Farbrausch: "Tschudi" von Mariam Kühsel-Husseini

In Coronazeiten brauche ich dringend spannende Hörbücher: Tschudi von Mariam Kühsel-Hussaini, gelesen von der Autorin selbst, finde ich unbedingt empfehlenswert. Der ganz spezielle Sound von Kühsel-Hussaini war für mich kurz gewöhnungsbedürftig; ihre Sprache ist bildreich, sinnlich, atmosphärisch dicht und sprüht von Farben. Mit ihrer betörenden Stimme und ihren unnachahmlichen Tonfällen verleiht sie dem üppigen Roman Leben und Tiefe. Schönheit, Melancholie, Begeisterung und Liebe, die elektrisierend neue Kunst der Impressionisten und die wütende Ablehnung konservativer Kreise sind seine Themen. Zentrale Figur ist der Kunsthistoriker und Museumsleiter Hugo von Tschudi, der im kaiserlichen Berlin der Jahre um 1900 die ersten Gemälde der französischen Impressionisten für die Nationalgalerie kauft. Fachlich überragend, hat Tschudi in der künstlerischen Avantgarde zahlreiche Freunde und Mitstreiter, etwa Max Liebermann, Lovis Corinth, Max Slevogt, um nur die Bekanntesten zu nennen. Sein Handicap ist die Krankheit Lupus vulgaris, die nach und nach die Gesichtszüge zerstört und zum verfrühten Tod führt. Allein dieses menschliche Drama ist eine berührende Geschichte. Spannung erhält der Roman darüber hinaus durch die Gegnerschaft von Kaiser Wilhelm II., der künstlerisch den akademischen Historismus vorzieht. Als Geldgeber muss er von Tschudi bei Kunstankäufen zustimmen, seine Ignoranz und sein Wankelmut führen letztlich dazu, dass von Tschudi Berlin verlässt.
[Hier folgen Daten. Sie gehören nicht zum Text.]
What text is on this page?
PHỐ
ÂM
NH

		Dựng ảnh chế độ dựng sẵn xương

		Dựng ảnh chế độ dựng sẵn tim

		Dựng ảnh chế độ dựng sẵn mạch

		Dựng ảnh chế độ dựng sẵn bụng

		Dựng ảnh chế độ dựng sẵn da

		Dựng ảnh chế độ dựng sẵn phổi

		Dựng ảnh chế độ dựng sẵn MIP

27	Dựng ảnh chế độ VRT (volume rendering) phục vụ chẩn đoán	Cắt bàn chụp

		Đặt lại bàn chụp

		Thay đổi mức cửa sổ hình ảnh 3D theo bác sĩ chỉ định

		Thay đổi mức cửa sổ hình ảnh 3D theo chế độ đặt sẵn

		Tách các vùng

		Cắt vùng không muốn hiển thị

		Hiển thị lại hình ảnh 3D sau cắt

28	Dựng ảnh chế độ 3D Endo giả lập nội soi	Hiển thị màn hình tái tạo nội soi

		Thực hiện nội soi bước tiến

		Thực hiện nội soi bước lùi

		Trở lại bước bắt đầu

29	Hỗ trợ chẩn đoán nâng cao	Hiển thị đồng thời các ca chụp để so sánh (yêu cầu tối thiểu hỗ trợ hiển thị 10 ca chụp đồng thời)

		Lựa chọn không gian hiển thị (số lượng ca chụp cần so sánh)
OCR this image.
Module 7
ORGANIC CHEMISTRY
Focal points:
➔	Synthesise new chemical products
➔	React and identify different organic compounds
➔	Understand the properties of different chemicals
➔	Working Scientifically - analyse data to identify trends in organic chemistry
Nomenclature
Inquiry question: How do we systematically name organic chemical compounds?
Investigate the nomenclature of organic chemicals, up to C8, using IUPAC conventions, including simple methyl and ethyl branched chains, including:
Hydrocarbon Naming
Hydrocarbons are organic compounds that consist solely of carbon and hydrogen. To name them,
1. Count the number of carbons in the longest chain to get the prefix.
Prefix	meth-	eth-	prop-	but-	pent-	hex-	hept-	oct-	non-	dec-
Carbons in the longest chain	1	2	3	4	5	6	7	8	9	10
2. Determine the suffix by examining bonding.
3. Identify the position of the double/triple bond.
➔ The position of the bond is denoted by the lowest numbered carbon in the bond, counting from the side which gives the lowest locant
Guten Romanstoff liefern weiter die Intrigen um den leicht beeinflussbaren Kaiser, die nicht neu sind, aber hier in besonders intensivem Licht erscheinen. Mariam Kühsel-Husseini durchleuchtet die Gedanken und Gefühle der Handelnden in äußerst subtiler, stimmiger Weise; durch ihren Erzählstil und nicht zuletzt durch ihre an mündliche Tradition erinnernde Erzählweise (die einfaches Einlesen bei weitem übertrifft) zeichnet sie ein eindringliches Personen-, Zeit- und Sittenbild.